Symposia 12 Program Schedule

02/16/2024
01:45 pm - 03:15 pm
Room: West Side Ballroom - Salon 3

Symposia 12: Beyond Assessment: Integrating Rehabilitation Models into the Neuropsychology of Epilepsy Across the Lifespan and Around the Globe


Simposium #2

Predicting Outcomes and Preparing People with Epilepsy for Surgery: An introduction to the ‘red flags’ project

Sallie Baxendale, UCL Queen Square Institute of Neurology, London, United Kingdom

Category: Epilepsy/Seizures

Keyword 1: cognitive rehabilitation

Objective:

Whilst resections can be standardised, neuropsychological changes following epilepsy surgery are not. Postoperative cognitive ability depends on the complex interplay of the functions destroyed, compromised, released and unaffected by the resection. Several clinical, neuropsychological and demographic factors serve as biomarkers for these processes and statistical models can utilise these variables to predict the likelihood of significant postoperative decline on a range of individual test scores for individual surgical candidates.

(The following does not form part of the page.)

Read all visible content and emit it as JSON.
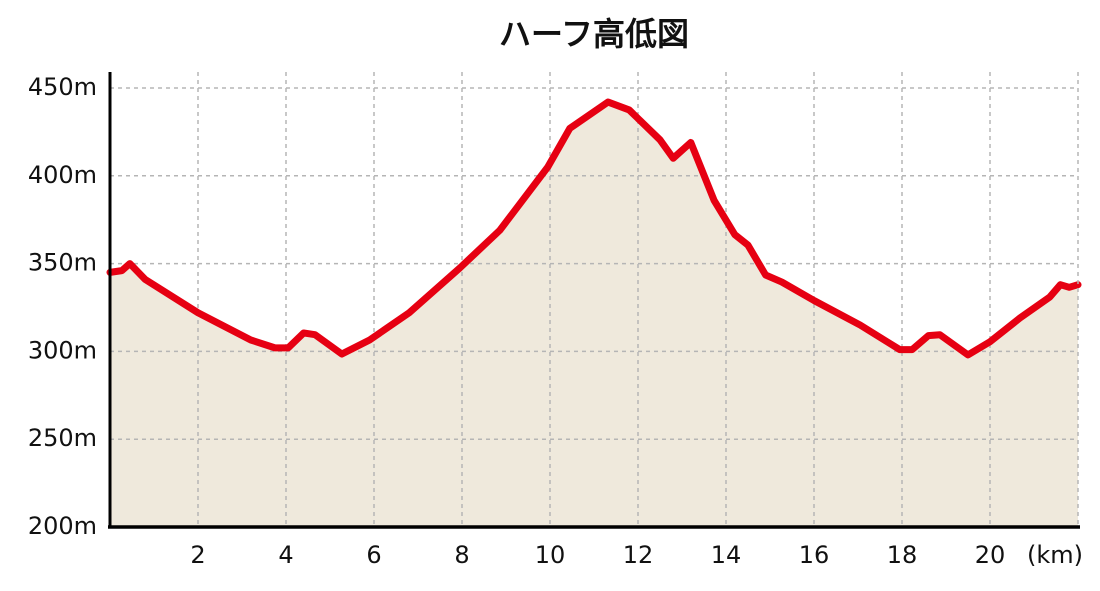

These predictions can provide a rational basis for the preoperative counselling and preparation (prehabilitation) of prospective surgical candidates. However, many clinicians are unable to utilise these nomograms as they require the input of scores on specific tests, which have been normed on English speaking samples from the USA or UK. This presentation will introduce the ‘red flags’ initiative, a project designed to overcome these limitations.

Participants and Methods:

A meta-analyses of the cognitive outcome literature in epilepsy surgery in adults identified 102 studies which have reported predictors of cognitive decline following surgery. 

 

Results:

Significant predictors include age, good preoperative function, side of surgery, sex, aetiology, and neurophysiological and neuroradiological characteristics. These predictors have been weighted and combined in a qualitative model that identifies the number of ‘red flags’ for cognitive decline in a model with universal applicability for all epilepsy surgery patients.

Conclusions:

This presentation will introduce the ‘red flags’ web interface to the epilepsy community and explore the ways in which it can be used in the preoperative preparation of epilepsy surgery candidates.